Why did Eve and then Adam break God’s commandment? Why did they eat of the tree he had forbidden them to eat from? God had generously given them all the other trees in the garden to eat from (Genesis 2.16), withholding only this one tree (Genesis 2.17). So clearly God was not being tightfisted, and just as clearly the couple was not in danger of going hungry. Why, then, did they disobey this simple command from their patently generous God?
If we are observant, the text of Genesis furnishes an answer. Two elements are presented. First, the text suggests that the serpent cast doubt into the mind of Eve, and presumably Adam as well, regarding the goodness of God. The serpent subtly twisted God’s words asking, “Did God really say you must not eat from any of the trees in the garden” (Genesis 3.1)? Of course God had not said that. He had told the human couple they could freely eat from all the trees of the garden except just one (Genesis 2.16). But the serpent did not stop there. He (it?) went on to directly deny God’s threatened penal sanction, telling the woman that she would not surely die if she ate from the tree God had forbidden and insinuating that God was holding back from the human beings, not wishing them to become like the gods, knowing good and evil (Genesis 3.4-5). All of this was an attack by the serpent on the goodness and trustworthiness of God, calculated manifestly to tempt the woman, and the man, to doubt God’s goodness and thus the goodness of his command. This begins to explain why the two disobeyed God.

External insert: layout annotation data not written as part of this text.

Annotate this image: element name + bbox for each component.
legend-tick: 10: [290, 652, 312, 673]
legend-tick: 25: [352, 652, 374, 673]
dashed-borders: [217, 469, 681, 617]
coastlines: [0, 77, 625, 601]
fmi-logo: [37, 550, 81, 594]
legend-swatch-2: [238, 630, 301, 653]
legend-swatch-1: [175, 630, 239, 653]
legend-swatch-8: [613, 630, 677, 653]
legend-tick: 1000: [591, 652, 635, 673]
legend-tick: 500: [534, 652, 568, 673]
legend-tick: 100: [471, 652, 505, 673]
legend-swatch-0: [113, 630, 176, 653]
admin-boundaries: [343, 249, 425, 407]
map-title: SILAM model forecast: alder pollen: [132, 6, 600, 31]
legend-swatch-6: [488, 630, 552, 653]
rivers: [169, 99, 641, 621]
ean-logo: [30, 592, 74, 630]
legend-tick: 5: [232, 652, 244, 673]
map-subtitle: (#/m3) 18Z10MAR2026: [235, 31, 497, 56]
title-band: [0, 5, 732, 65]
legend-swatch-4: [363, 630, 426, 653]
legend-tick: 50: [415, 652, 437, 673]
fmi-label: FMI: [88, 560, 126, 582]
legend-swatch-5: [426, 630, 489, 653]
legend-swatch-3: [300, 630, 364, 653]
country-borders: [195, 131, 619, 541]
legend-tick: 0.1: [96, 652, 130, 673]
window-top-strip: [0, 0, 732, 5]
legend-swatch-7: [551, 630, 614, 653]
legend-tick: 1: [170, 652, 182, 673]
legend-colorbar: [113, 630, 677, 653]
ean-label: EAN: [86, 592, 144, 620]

But the text presents another element. After the dialogue with the crafty serpent, we are told that the woman saw, or considered, that “the fruit was good for food and pleasing to the eyes, and also desirable for gaining wisdom” (Genesis 3.6). And with that, she took some of the fruit and ate it, and then she gave to her husband Adam who also ate (Genesis 3.7). In other words, the woman and the man indulged their desires, specifically, their desire for good-tasting and good-looking food, and their desire for gaining wisdom. The latter desire connects with the temptation of the serpent. He had succeeded in deceiving the woman, and presumably the man, into thinking that God was indeed withholding wisdom from the humans to be gained through the fruit of the tree. But both desires, the desire for appealing, tasty food and the desire for gaining wisdom or knowledge, were operative according to the text. The humans had indulged these desires by eating of the tree God had forbidden them to eat from.

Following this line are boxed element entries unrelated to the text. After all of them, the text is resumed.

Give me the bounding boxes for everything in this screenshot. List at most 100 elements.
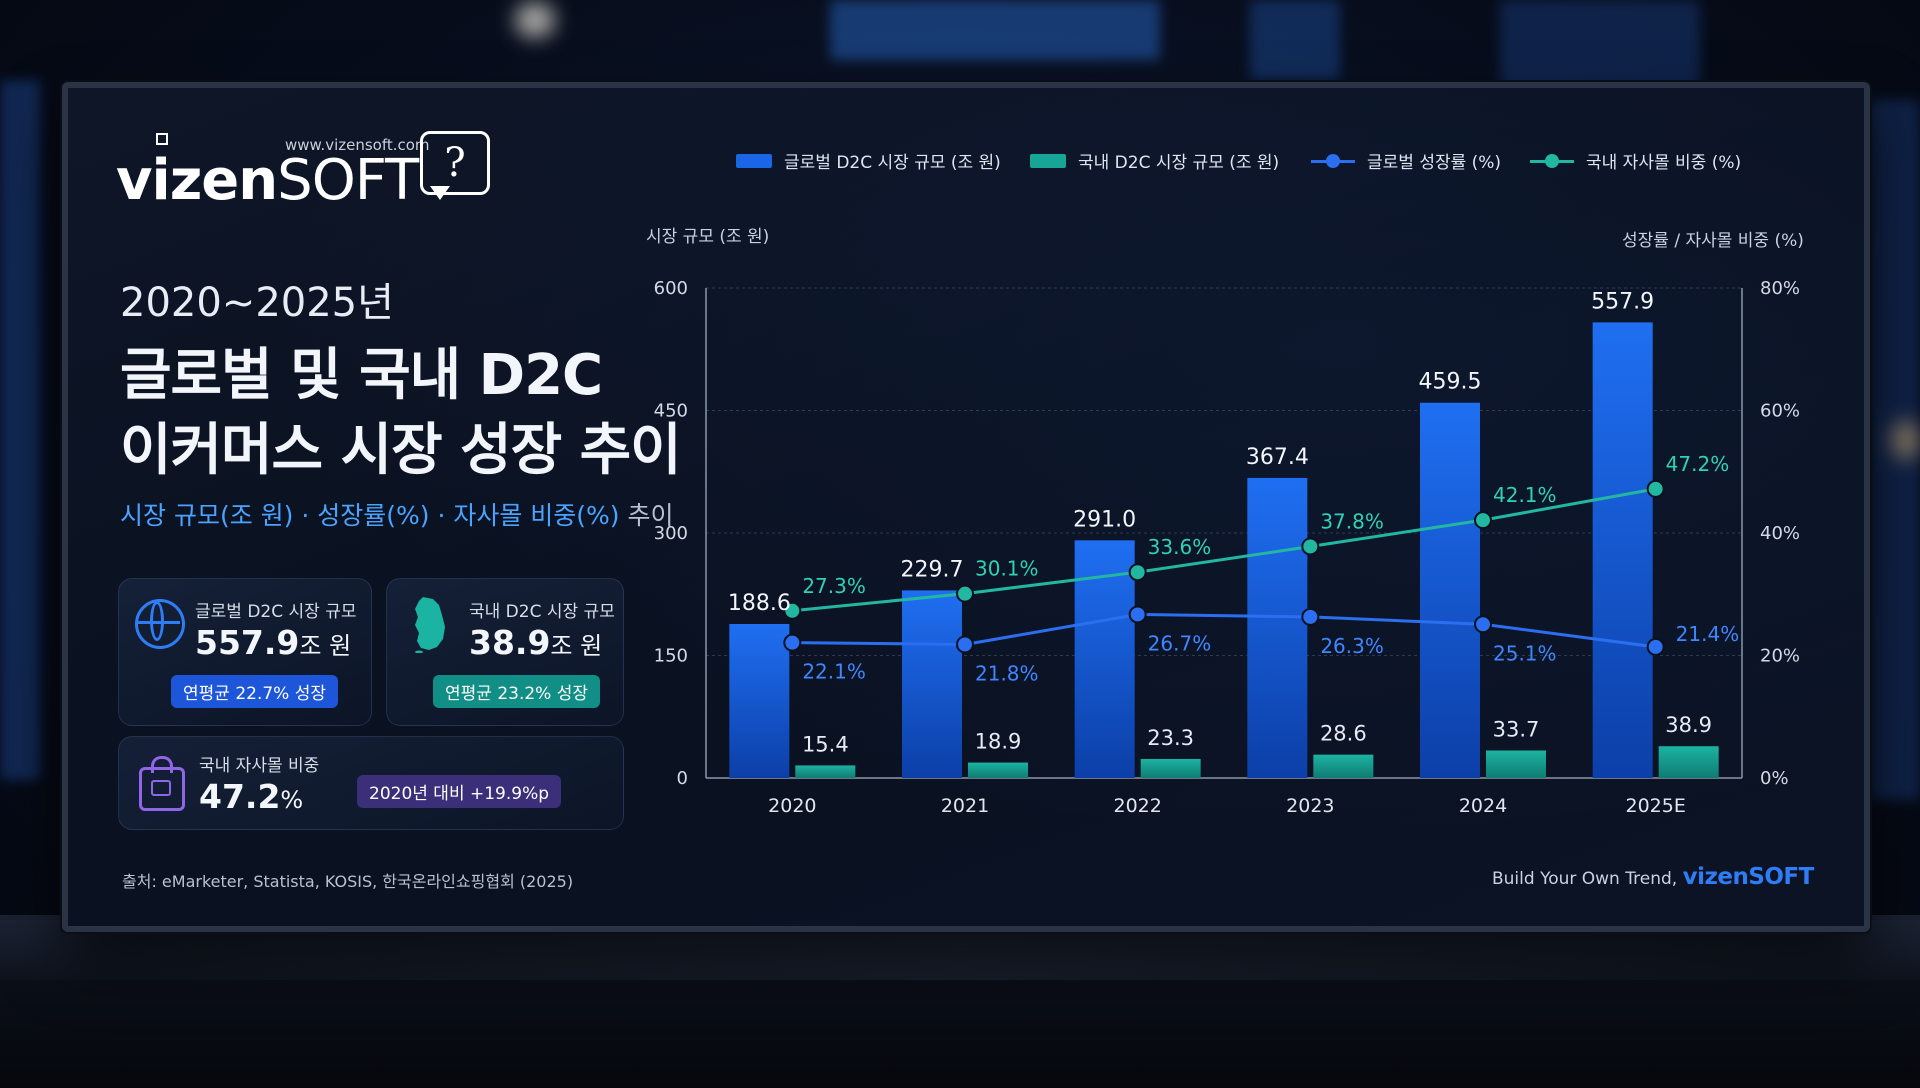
y-tick-label: 0: [677, 768, 688, 789]
bar-label-global: 367.4: [1246, 445, 1309, 470]
bar-global: [1592, 322, 1653, 778]
point-label-own-mall-share: 30.1%: [975, 557, 1039, 581]
x-tick-label: 2025E: [1625, 795, 1685, 817]
point-label-own-mall-share: 42.1%: [1493, 483, 1557, 507]
x-tick-label: 2021: [941, 795, 989, 817]
background-window: [1500, 0, 1700, 90]
question-bubble-tail: [430, 186, 450, 200]
point-global-growth: [1301, 607, 1320, 626]
brand-url: www.vizensoft.com: [285, 136, 430, 154]
bar-label-domestic: 18.9: [975, 730, 1022, 754]
y2-tick-label: 0%: [1760, 768, 1789, 789]
growth-badge: 연평균 23.2% 성장: [433, 675, 601, 708]
bar-domestic: [1658, 746, 1719, 778]
background-window: [1250, 0, 1340, 80]
background-window: [0, 80, 40, 780]
line-global-growth: [792, 612, 1656, 649]
background-light: [1890, 420, 1920, 460]
y-axis-title: 시장 규모 (조 원): [646, 227, 770, 247]
stat-card-domestic: 국내 D2C 시장 규모 38.9조 원 연평균 23.2% 성장: [386, 578, 624, 726]
stat-card-label: 글로벌 D2C 시장 규모: [195, 602, 357, 622]
point-global-growth: [956, 635, 974, 654]
y2-tick-label: 40%: [1760, 523, 1800, 544]
legend-item-global-growth: 글로벌 성장률 (%): [1311, 148, 1501, 173]
y2-tick-label: 60%: [1760, 401, 1800, 422]
desk-surface: [0, 915, 1920, 1088]
brand-wordmark-light: SOFT: [277, 148, 419, 213]
bar-label-global: 291.0: [1073, 507, 1136, 532]
x-tick-label: 2023: [1286, 795, 1334, 817]
point-own-mall-share: [1128, 563, 1147, 582]
logo-dot: [156, 133, 168, 145]
bar-global: [729, 623, 790, 778]
y-tick-label: 150: [654, 646, 688, 667]
point-global-growth: [1646, 637, 1665, 656]
legend-item-own-mall-share: 국내 자사몰 비중 (%): [1530, 148, 1741, 173]
point-label-global-growth: 22.1%: [802, 660, 866, 684]
bar-label-global: 557.9: [1591, 289, 1654, 314]
brand-wordmark: vizenSOFT: [116, 148, 419, 213]
point-global-growth: [1474, 615, 1492, 634]
bar-label-domestic: 33.7: [1493, 717, 1540, 741]
bar-label-domestic: 23.3: [1147, 726, 1194, 750]
y2-axis-title: 성장률 / 자사몰 비중 (%): [1622, 231, 1804, 251]
stat-card-global: 글로벌 D2C 시장 규모 557.9조 원 연평균 22.7% 성장: [118, 578, 372, 726]
bar-domestic: [968, 762, 1028, 778]
x-tick-label: 2022: [1113, 795, 1161, 817]
globe-icon: [135, 599, 185, 649]
point-label-own-mall-share: 33.6%: [1148, 535, 1212, 559]
point-global-growth: [1128, 605, 1147, 624]
bar-domestic: [1313, 754, 1374, 778]
chart-legend: 글로벌 D2C 시장 규모 (조 원) 국내 D2C 시장 규모 (조 원) 글…: [736, 148, 1756, 174]
stat-card-value: 47.2%: [199, 777, 303, 816]
footer-tagline-text: Build Your Own Trend,: [1492, 869, 1678, 889]
y2-tick-label: 80%: [1760, 278, 1800, 299]
point-label-global-growth: 26.3%: [1320, 634, 1384, 658]
x-tick-label: 2020: [768, 795, 816, 817]
stat-value-number: 557.9: [195, 623, 300, 662]
stat-card-label: 국내 자사몰 비중: [199, 756, 320, 776]
stat-card-own-mall: 국내 자사몰 비중 47.2% 2020년 대비 +19.9%p: [118, 736, 624, 830]
point-label-global-growth: 26.7%: [1148, 631, 1212, 655]
brand-wordmark-bold: vizen: [116, 148, 278, 213]
point-label-own-mall-share: 47.2%: [1666, 452, 1730, 476]
bar-label-domestic: 28.6: [1320, 722, 1367, 746]
bar-global: [1247, 477, 1308, 778]
shopping-bag-icon: [139, 756, 185, 811]
legend-swatch: [1311, 153, 1355, 168]
question-bubble-icon: ?: [420, 131, 490, 195]
footer-brand-logo: vizenSOFT: [1682, 864, 1815, 890]
legend-label: 국내 자사몰 비중 (%): [1586, 153, 1742, 173]
bar-domestic: [1486, 750, 1546, 778]
y-tick-label: 450: [654, 401, 688, 422]
background-window: [830, 0, 1160, 60]
bar-label-domestic: 15.4: [802, 732, 849, 756]
bar-label-global: 229.7: [901, 557, 964, 582]
point-label-own-mall-share: 37.8%: [1320, 509, 1384, 533]
bar-domestic: [1140, 758, 1201, 778]
stat-value-number: 38.9: [469, 623, 551, 662]
legend-swatch: [736, 153, 772, 168]
growth-badge: 연평균 22.7% 성장: [171, 675, 339, 708]
page-title-line1: 글로벌 및 국내 D2C: [120, 343, 603, 408]
point-own-mall-share: [1474, 511, 1492, 530]
legend-swatch: [1030, 153, 1066, 168]
point-own-mall-share: [956, 584, 974, 603]
chart-source: 출처: eMarketer, Statista, KOSIS, 한국온라인쇼핑협…: [122, 872, 574, 891]
legend-swatch: [1530, 153, 1574, 168]
stat-card-label: 국내 D2C 시장 규모: [469, 602, 615, 622]
stat-card-value: 38.9조 원: [469, 623, 602, 662]
footer-tagline: Build Your Own Trend, vizenSOFT: [1492, 864, 1814, 890]
stat-value-unit: 조 원: [550, 632, 603, 660]
subtitle-suffix: 추이: [619, 501, 674, 530]
bar-domestic: [795, 765, 856, 778]
point-own-mall-share: [1646, 479, 1665, 498]
bar-label-global: 459.5: [1419, 370, 1482, 395]
stat-card-value: 557.9조 원: [195, 623, 351, 662]
y2-tick-label: 20%: [1760, 646, 1800, 667]
subtitle-metrics: 시장 규모(조 원) · 성장률(%) · 자사몰 비중(%): [120, 501, 620, 530]
change-badge: 2020년 대비 +19.9%p: [357, 775, 562, 808]
point-label-own-mall-share: 27.3%: [802, 574, 866, 598]
background-light: [515, 2, 555, 38]
point-global-growth: [783, 633, 802, 652]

So the text indicates clearly enough why Adam and Eve broke God’s command. Doubting, however slightly, God’s goodness (thanks to the serpent’s crafty temptation), they freely chose to satisfy their desires for good food and increased wisdom. They were not overpowered or overwhelmed by doubt and desire. On the contrary, all the evidence pointed to God being a good, generous God; and they had all the other trees of the garden to eat from to satisfy their desire for good food. As for their desire for wisdom, the reasonable thing to do was to ask of their God, whom the evidence indicated was surely able and willing to give to them wisdom and knowledge (James 1.5). So the couple was not overpowered or overwhelmed. They were tempted by their desires exacerbated by the serpent, but they were not overwhelmed. They did what they knew they ought not to do, what good reason informed them they ought not to do. But they disregarded their reason in favor of indulging their fleshly desires.

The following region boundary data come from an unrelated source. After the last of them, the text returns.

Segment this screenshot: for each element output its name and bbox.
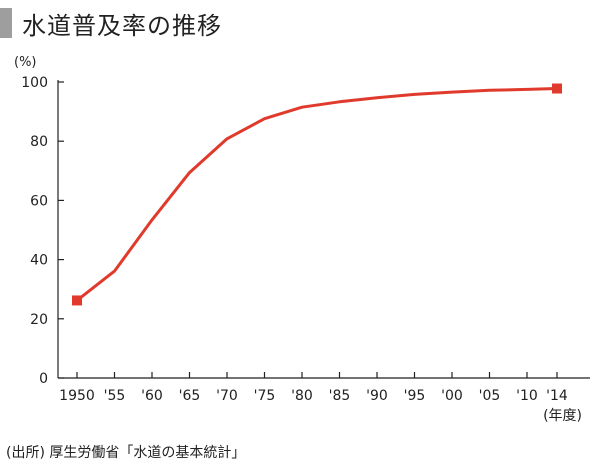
title-bar: 水道普及率の推移 — [0, 6, 222, 40]
x-axis-ticks: 1950 '55 '60 '65 '70 '75 '80 '85 '90 '95 '00 '05 '10… — [59, 372, 568, 404]
x-tick-label: '60 — [141, 388, 163, 404]
x-tick-label: '10 — [516, 388, 538, 404]
title-marker — [0, 8, 12, 38]
source-note: (出所) 厚生労働省「水道の基本統計」 — [6, 445, 246, 461]
y-tick-label: 100 — [21, 75, 48, 91]
x-tick-label: '00 — [441, 388, 463, 404]
x-tick-label: '75 — [254, 388, 276, 404]
start-point-marker — [72, 295, 82, 306]
chart-axes — [57, 80, 590, 379]
y-axis-unit: (%) — [14, 55, 37, 70]
x-tick-label: '14 — [546, 388, 568, 404]
x-tick-label: 1950 — [59, 388, 95, 404]
chart-title: 水道普及率の推移 — [22, 11, 222, 40]
x-axis-unit: (年度) — [543, 408, 582, 424]
y-axis-ticks: 0 20 40 60 80 100 — [21, 75, 64, 387]
y-tick-label: 80 — [30, 134, 48, 150]
x-tick-label: '85 — [329, 388, 351, 404]
x-tick-label: '70 — [216, 388, 238, 404]
x-tick-label: '65 — [179, 388, 201, 404]
y-tick-label: 0 — [39, 371, 48, 387]
line-chart: 0 20 40 60 80 100 1950 '55 '60 '65 '70 '75 '80 '85 '9… — [14, 55, 590, 424]
x-tick-label: '95 — [404, 388, 426, 404]
x-tick-label: '80 — [291, 388, 313, 404]
y-tick-label: 40 — [30, 253, 48, 269]
x-tick-label: '90 — [366, 388, 388, 404]
y-tick-label: 20 — [30, 312, 48, 328]
end-point-marker — [552, 83, 562, 94]
x-tick-label: '55 — [104, 388, 126, 404]
x-tick-label: '05 — [479, 388, 501, 404]
series-water-supply-rate — [72, 83, 562, 306]
series-line — [75, 87, 559, 302]
y-tick-label: 60 — [30, 193, 48, 209]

On one level, there is no answer to why Adam and Eve sinned except to point to Adam and Eve themselves and their choice: they sinned because they chose to sin, period. Indeed, this is true of any free choice made by rational agents. When we freely do what we do, we do it simply because we choose to do it. End of explanation. To ask for further explanation, for a further reason, is to implicitly deny genuine free agency. And to deny genuine free agency is to deny one of our most basic intuitions and the core axiom of moral responsibility. But on the less ultimate level, we can answer the “why” question regarding Adam and Eve’s sin. The text of Genesis itself offers the answer. The answer is the same for all sin: human beings sin when they indulge their desires outside of God’s circumscribed limits, the limits God reveals through his law written upon the heart (Romans 2.15) and/or through special revelation like he gave to Adam and Eve. Instead of doing what we know we ought to do, we allow ourselves to be “carried away and enticed by our lust” (James 1.14). This is why Adam and Eve sinned. It is why we all sin when we do sin.